Monday, January 18, 2016

Aries and Hou and Black Enough

I always thought I was black.

Bullied for my fair skin, "good" hair, and inability to become sufficiently ashy, as a child I ardently defended my right to call myself black. My more richly hued "friends" and family insisted my black wasn't really black because my light-skinned complexion would have earned me a coveted spot in the master's house. It seemed as if they believed my lack of pigmentation were some magical shield against racism. I fought back with the horrors of being a "house nigger" during slavery, an outcast during the civil rights movement, and an outsider even today. Still, more often than not, I walked away from those debates feeling like I didn't belong in my own body. I didn't feel like I belonged any where.

I was black once, though.

At a small cafe in rural Texas, at the age of twenty-three, I learned for the first time what it was like to be hated for the color of my skin. This "white racism" was different from my experiences with black people who somehow missed the irony in shaming me for not being darker. These complete strangers hated me. They stared me down until I truly feared for my life. Their hatred rolled off of them in waves, and I drowned in it. A piece of me died that day; a piece I never even knew existed until I watched it succumb to a flood of rage I still don't understand, more than a decade later.

I'm black enough now.

With age comes perspective. I can see now why there are black people who don't think I understand what it truly means to be black. They weren't there with me that day in Bandera, Texas. They don't know what I saw, what I felt. And yet, for many of them, that kind of racism can happen any where. It happens every where. But I've had the luxury of living hatred-free every day before, and every day since I left that red-neck, podunk, backwoods town behind me. So, the way I figure it, I'm black enough; black enough to understand what it means to be black in America even if I may not have to suffer the indignity of racism every day. And I understand that, for some, I will never be black enough. I'll never be enough of anything for those people. Still, in a way, they're right. Well, they're half-right.

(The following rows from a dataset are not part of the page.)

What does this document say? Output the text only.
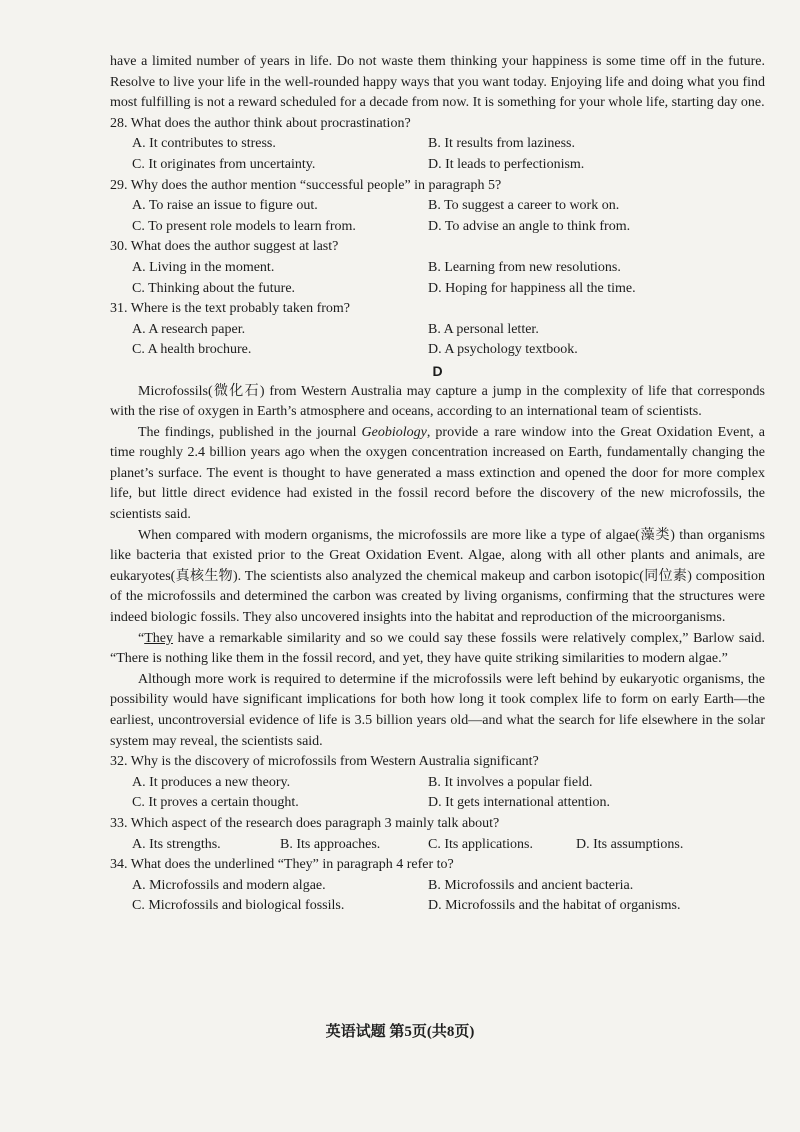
have a limited number of years in life. Do not waste them thinking your happiness is some time off in the future. Resolve to live your life in the well-rounded happy ways that you want today. Enjoying life and doing what you find most fulfilling is not a reward scheduled for a decade from now. It is something for your whole life, starting day one.

28. What does the author think about procrastination?

A. It contributes to stress.	B. It results from laziness.
C. It originates from uncertainty.	D. It leads to perfectionism.

29. Why does the author mention “successful people” in paragraph 5?

A. To raise an issue to figure out.	B. To suggest a career to work on.
C. To present role models to learn from.	D. To advise an angle to think from.

30. What does the author suggest at last?

A. Living in the moment.	B. Learning from new resolutions.
C. Thinking about the future.	D. Hoping for happiness all the time.

31. Where is the text probably taken from?

A. A research paper.	B. A personal letter.
C. A health brochure.	D. A psychology textbook.

D

Microfossils(微化石) from Western Australia may capture a jump in the complexity of life that corresponds with the rise of oxygen in Earth’s atmosphere and oceans, according to an international team of scientists.

The findings, published in the journal Geobiology, provide a rare window into the Great Oxidation Event, a time roughly 2.4 billion years ago when the oxygen concentration increased on Earth, fundamentally changing the planet’s surface. The event is thought to have generated a mass extinction and opened the door for more complex life, but little direct evidence had existed in the fossil record before the discovery of the new microfossils, the scientists said.

When compared with modern organisms, the microfossils are more like a type of algae(藻类) than organisms like bacteria that existed prior to the Great Oxidation Event. Algae, along with all other plants and animals, are eukaryotes(真核生物). The scientists also analyzed the chemical makeup and carbon isotopic(同位素) composition of the microfossils and determined the carbon was created by living organisms, confirming that the structures were indeed biologic fossils. They also uncovered insights into the habitat and reproduction of the microorganisms.

“They have a remarkable similarity and so we could say these fossils were relatively complex,” Barlow said. “There is nothing like them in the fossil record, and yet, they have quite striking similarities to modern algae.”

Although more work is required to determine if the microfossils were left behind by eukaryotic organisms, the possibility would have significant implications for both how long it took complex life to form on early Earth—the earliest, uncontroversial evidence of life is 3.5 billion years old—and what the search for life elsewhere in the solar system may reveal, the scientists said.

32. Why is the discovery of microfossils from Western Australia significant?

A. It produces a new theory.	B. It involves a popular field.
C. It proves a certain thought.	D. It gets international attention.

33. Which aspect of the research does paragraph 3 mainly talk about?

A. Its strengths.	B. Its approaches.	C. Its applications.	D. Its assumptions.

34. What does the underlined “They” in paragraph 4 refer to?

A. Microfossils and modern algae.	B. Microfossils and ancient bacteria.
C. Microfossils and biological fossils.	D. Microfossils and the habitat of organisms.
英语试题 第5页(共8页)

The fact of the matter is, I'm black and white.

Being bi-racial is a different experience than being black. For me, it's been a lot like being Mexican. I look Hispanic, I know. Being from California, a state with a large Mexican population, it's an easy assumption to make. I also spent a few years being Portuguese in Hawaii. I don't think I've ever even met a Portuguese person but, apparently, I bare a resemblance. In the years since I left Oahu, I've been Hawaiian a few times too. It seems my race has always been a matter of how people treated me, instead of a culture to which I belonged. I still don't belong any where. I identify more with my astrological sign, even the Chinese Zodiac, more than I do with my race. Still, knowing who I am has brought me a long way toward being comfortable in my own skin, no matter what color it happens to be.